Et pourtant, cette présence permanente dans l’espace ne banalise en rien les opérations qui s’y déroulent. Au moindre incident, ou pour préparer une expérience, ou installer un nouveau module, il faut être en mesure d’intervenir à l’extérieur de la station. Ces sorties extravéhiculaires (abrégées EVA en anglais, pour extravehicular activities) restent des missions dangereuses, au cours desquelles le moindre problème peut rapidement prendre des proportions gigantesques. La première EVA, effectuée par le soviétique Alexeï Arkhipovitch Leonov en 1965, ne s’est pas exactement déroulée comme prévue. Étant le premier homme à sortir dans l’espace, il lui était impossible de savoir avec certitude ce qu’il se passerait. Après avoir passé plusieurs minutes à l’extérieur de la capsule, le cosmonaute a été incapable de la réintégrer : dans le vide spatial, sa combinaison s’est tellement dilatée qu’il ne passait plus par le sas. Il a ainsi été obligé de réduire la pression dans la combinaison, et de rentrer dans la capsule comme il le pouvait, de façon contraire au protocole prévue.
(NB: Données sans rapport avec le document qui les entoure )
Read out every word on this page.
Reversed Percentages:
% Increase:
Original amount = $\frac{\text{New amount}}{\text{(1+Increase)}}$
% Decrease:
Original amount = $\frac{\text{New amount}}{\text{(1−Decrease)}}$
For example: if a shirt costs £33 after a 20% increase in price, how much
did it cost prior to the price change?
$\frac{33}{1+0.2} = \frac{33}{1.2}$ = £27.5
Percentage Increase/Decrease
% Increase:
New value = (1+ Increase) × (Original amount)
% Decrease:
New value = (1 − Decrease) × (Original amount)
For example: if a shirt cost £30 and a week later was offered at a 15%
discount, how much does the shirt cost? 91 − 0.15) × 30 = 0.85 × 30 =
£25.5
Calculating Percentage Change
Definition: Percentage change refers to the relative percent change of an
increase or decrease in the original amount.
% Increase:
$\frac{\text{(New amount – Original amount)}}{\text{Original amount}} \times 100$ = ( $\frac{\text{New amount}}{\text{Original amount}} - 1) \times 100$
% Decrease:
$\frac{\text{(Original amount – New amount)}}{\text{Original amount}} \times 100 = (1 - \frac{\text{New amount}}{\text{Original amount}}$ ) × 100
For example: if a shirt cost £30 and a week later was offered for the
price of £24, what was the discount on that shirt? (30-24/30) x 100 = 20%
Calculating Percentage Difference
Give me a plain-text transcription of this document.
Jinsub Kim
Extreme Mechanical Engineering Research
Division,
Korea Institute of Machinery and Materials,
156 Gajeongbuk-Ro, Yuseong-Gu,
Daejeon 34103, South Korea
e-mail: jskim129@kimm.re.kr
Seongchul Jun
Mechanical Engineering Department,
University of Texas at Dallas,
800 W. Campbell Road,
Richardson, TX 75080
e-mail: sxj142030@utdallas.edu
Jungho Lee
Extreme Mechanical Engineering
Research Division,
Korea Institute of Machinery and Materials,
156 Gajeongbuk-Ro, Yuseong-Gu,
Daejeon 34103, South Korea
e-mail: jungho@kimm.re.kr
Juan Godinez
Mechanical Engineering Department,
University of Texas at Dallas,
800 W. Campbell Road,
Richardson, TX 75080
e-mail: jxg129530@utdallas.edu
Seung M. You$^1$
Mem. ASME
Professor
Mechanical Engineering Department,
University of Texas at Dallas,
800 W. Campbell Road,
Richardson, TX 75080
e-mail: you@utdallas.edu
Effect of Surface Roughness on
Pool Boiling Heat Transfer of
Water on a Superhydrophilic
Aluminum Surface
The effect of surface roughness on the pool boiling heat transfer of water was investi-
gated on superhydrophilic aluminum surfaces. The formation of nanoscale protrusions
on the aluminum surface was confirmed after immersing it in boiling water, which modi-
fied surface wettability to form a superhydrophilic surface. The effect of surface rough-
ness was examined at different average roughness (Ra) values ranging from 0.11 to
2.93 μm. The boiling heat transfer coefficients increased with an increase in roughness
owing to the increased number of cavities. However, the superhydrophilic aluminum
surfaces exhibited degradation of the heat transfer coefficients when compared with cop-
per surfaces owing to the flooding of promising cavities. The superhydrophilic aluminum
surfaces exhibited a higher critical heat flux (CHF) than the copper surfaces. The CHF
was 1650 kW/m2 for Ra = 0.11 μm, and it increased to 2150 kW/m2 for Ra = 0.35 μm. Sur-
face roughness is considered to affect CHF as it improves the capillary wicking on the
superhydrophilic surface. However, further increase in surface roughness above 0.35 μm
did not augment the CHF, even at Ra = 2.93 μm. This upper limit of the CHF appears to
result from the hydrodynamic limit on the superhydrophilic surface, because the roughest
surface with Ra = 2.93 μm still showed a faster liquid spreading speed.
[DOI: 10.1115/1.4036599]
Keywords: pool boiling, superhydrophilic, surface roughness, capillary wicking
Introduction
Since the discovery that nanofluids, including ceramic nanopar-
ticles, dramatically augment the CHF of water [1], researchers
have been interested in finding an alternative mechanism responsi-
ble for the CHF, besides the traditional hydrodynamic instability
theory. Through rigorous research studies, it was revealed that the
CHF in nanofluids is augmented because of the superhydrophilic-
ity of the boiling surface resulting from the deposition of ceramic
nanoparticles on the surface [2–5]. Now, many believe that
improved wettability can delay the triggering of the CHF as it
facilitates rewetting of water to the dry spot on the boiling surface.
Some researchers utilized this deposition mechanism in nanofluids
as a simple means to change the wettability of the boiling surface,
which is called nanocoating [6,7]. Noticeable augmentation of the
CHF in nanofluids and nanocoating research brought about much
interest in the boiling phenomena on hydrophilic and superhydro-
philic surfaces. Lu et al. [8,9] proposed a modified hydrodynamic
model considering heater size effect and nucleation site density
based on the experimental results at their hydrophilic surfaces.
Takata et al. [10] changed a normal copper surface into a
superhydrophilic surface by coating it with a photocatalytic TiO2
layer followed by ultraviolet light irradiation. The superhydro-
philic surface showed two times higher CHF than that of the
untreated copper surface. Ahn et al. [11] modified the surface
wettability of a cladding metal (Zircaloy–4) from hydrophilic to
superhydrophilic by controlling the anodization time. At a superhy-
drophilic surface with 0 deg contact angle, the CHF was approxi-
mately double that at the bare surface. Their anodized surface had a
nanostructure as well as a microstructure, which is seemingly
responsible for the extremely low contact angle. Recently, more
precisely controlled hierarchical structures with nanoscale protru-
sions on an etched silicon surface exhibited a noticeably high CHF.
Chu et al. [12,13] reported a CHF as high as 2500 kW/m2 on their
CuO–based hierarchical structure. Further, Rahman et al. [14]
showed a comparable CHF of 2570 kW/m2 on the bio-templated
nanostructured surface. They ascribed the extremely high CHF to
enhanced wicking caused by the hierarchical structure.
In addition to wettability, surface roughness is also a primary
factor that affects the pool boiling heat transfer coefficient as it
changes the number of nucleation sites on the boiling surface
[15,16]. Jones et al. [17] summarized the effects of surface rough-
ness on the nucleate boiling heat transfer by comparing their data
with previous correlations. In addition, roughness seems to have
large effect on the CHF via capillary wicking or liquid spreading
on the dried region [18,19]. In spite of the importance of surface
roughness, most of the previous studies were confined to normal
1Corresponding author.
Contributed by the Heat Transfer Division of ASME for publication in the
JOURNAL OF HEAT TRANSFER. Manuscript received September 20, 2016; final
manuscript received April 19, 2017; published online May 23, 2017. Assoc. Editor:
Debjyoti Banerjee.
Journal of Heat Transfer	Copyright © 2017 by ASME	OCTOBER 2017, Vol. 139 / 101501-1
Cet incident a eu lieu il y a maintenant plus de 50 ans. Mais les EVA ne sont toujours pas sans danger pour les astronautes. En 2013, au bout d’une heure, la NASA a dû écourter une sortie devant durer 6 heures : l’astronaute italien Luca Parmitano a commencé à avoir de l’eau dans sa combinaison. Après avoir étudié une première possibilité erronée (une fuite des réserves d’eau de l’astronaute), la NASA, en contact avec l’équipe, envisage une fuite du système de refroidissement de la combinaison. Or, en micro-pesanteur, les liquides ne sont comportent absolument pas comme sur Terre : de l’eau s’est accumulé dans le casque, jusqu’à sérieusement gêner l’astronaute et inquiéter les équipes au sol. L’EVA est alors écourtée, et les astronautes ont ordre de regagner la station. Cependant, l’entrée dans l’ISS demande de culbuter en arrière, ce qui a eu pour effet de projeter l’eau autour du nez de Luca. S’il pouvait toujours respirer par la bouche, il ne pouvait en revanche plus voir et son nez était obstrué.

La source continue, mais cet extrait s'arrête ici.